The tax-loss harvesting service is available for an additional advisory fee and the results shown represent the net effect of the advisory fees but may not consider the impact of fees charged by others, including transaction costs or other brokerage fees. The information contained herein is subject to change without notice, is not complete and does not contain certain material information about the investment strategy, including additional important disclosures and risk factors associated with such investment and information about fees, trading costs and taxes. Neither the U.S. Securities and Exchange Commission nor any state securities administrator has approved or disapproved, passed on, or endorsed, the merits of this document. More information at www.55-ip.com.

2.99% reflects the estimated average tax savings for accounts which received a Tax Savings report from Q12022 through Q32022 using 55ip’s tax-smart technology. 2.82% reflects the estimated annualized average tax savings for accounts which received a Tax Savings Report for period from Q12020 through current quarter using 55ip’s tax-smart technology. The estimated annualized average tax savings is based on an arithmetic average of each quarterly tax savings. The quarterly tax savings of all accounts in a respective quarter are summed and divided by the number of years represented. The aggregated percent tax savings for each quarter is taken as an average and annualized to determine the estimated annualized average tax savings referenced above.

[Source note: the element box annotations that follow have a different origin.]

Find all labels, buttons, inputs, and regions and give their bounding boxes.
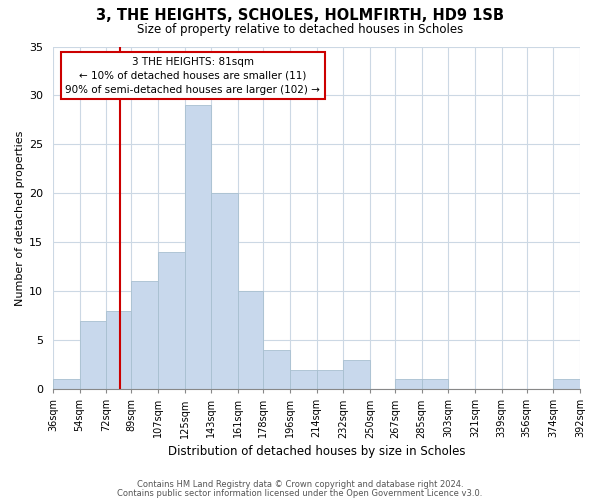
X-axis label: Distribution of detached houses by size in Scholes: Distribution of detached houses by size … [168, 444, 465, 458]
Bar [211, 194, 238, 389]
Bar [158, 252, 185, 389]
Bar [395, 380, 422, 389]
Text: 3 THE HEIGHTS: 81sqm
← 10% of detached houses are smaller (11)
90% of semi-detac: 3 THE HEIGHTS: 81sqm ← 10% of detached h… [65, 57, 320, 95]
Bar [53, 380, 80, 389]
Text: Size of property relative to detached houses in Scholes: Size of property relative to detached ho… [137, 22, 463, 36]
Text: 3, THE HEIGHTS, SCHOLES, HOLMFIRTH, HD9 1SB: 3, THE HEIGHTS, SCHOLES, HOLMFIRTH, HD9 … [96, 8, 504, 22]
Bar [422, 380, 448, 389]
Bar [317, 370, 343, 389]
Bar [106, 311, 131, 389]
Bar [131, 282, 158, 389]
Bar [343, 360, 370, 389]
Bar [553, 380, 580, 389]
Text: Contains HM Land Registry data © Crown copyright and database right 2024.: Contains HM Land Registry data © Crown c… [137, 480, 463, 489]
Bar [185, 105, 211, 389]
Y-axis label: Number of detached properties: Number of detached properties [15, 130, 25, 306]
Text: Contains public sector information licensed under the Open Government Licence v3: Contains public sector information licen… [118, 488, 482, 498]
Bar [238, 292, 263, 389]
Bar [290, 370, 317, 389]
Bar [80, 320, 106, 389]
Bar [263, 350, 290, 389]
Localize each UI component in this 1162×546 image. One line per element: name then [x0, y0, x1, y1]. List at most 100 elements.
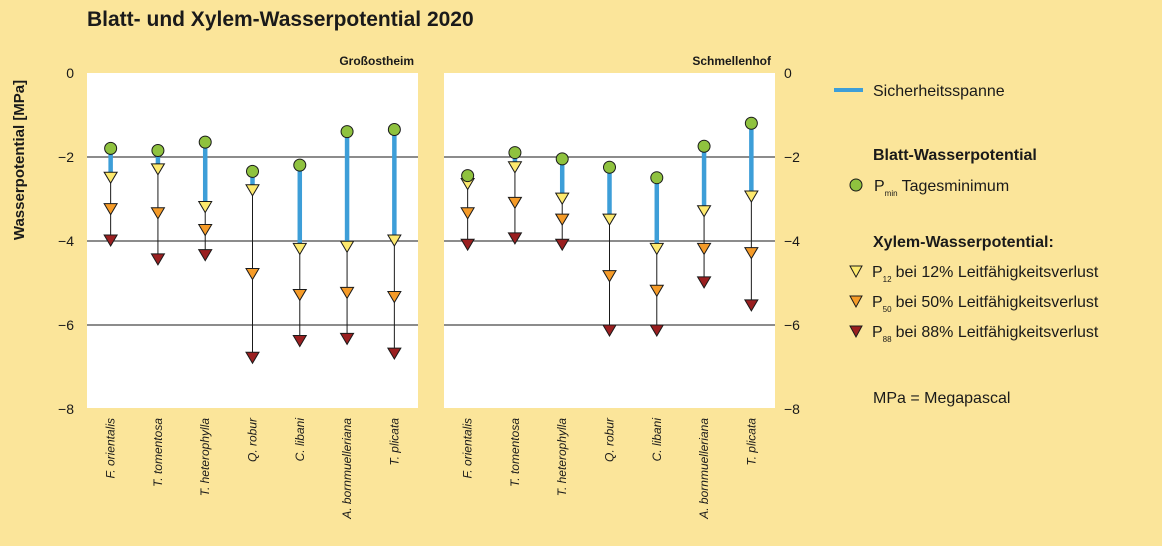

Calculation methodology: Average tax savings are calculated by comparing the client’s actual account activity with a shadow account created by 55ip. The shadow account has the same inception date and is invested in the same model as the client’s actual account but does not incorporate 55ip’s tax-smart technology for rebalancing. Gains and losses are accrued for both the client’s actual account and shadow account to produce the estimated tax bill. The tax rate applied to the client’s actual account and the shadow account are provided by the client’s advisor. If no tax rate is provided, then the highest applicable federal tax rate (20% for long-term gains/losses and 37% for short-term gains/losses) is assumed and an additional 3.8% net investment income tax rate is applied to both accounts. The estimated tax bill of the client’s actual account is then compared to the estimated tax bill of the shadow account, and the shortage of the former amount is the client’s estimated tax savings. There is no guarantee that the estimated tax and subsequent projected tax savings will equal the actual tax liability/tax savings achieved by the client. J.P. Morgan and its affiliates and employees do not provide tax, legal or accounting advice. You should consult your own tax, legal and accounting advisors before engaging in any financial transactions.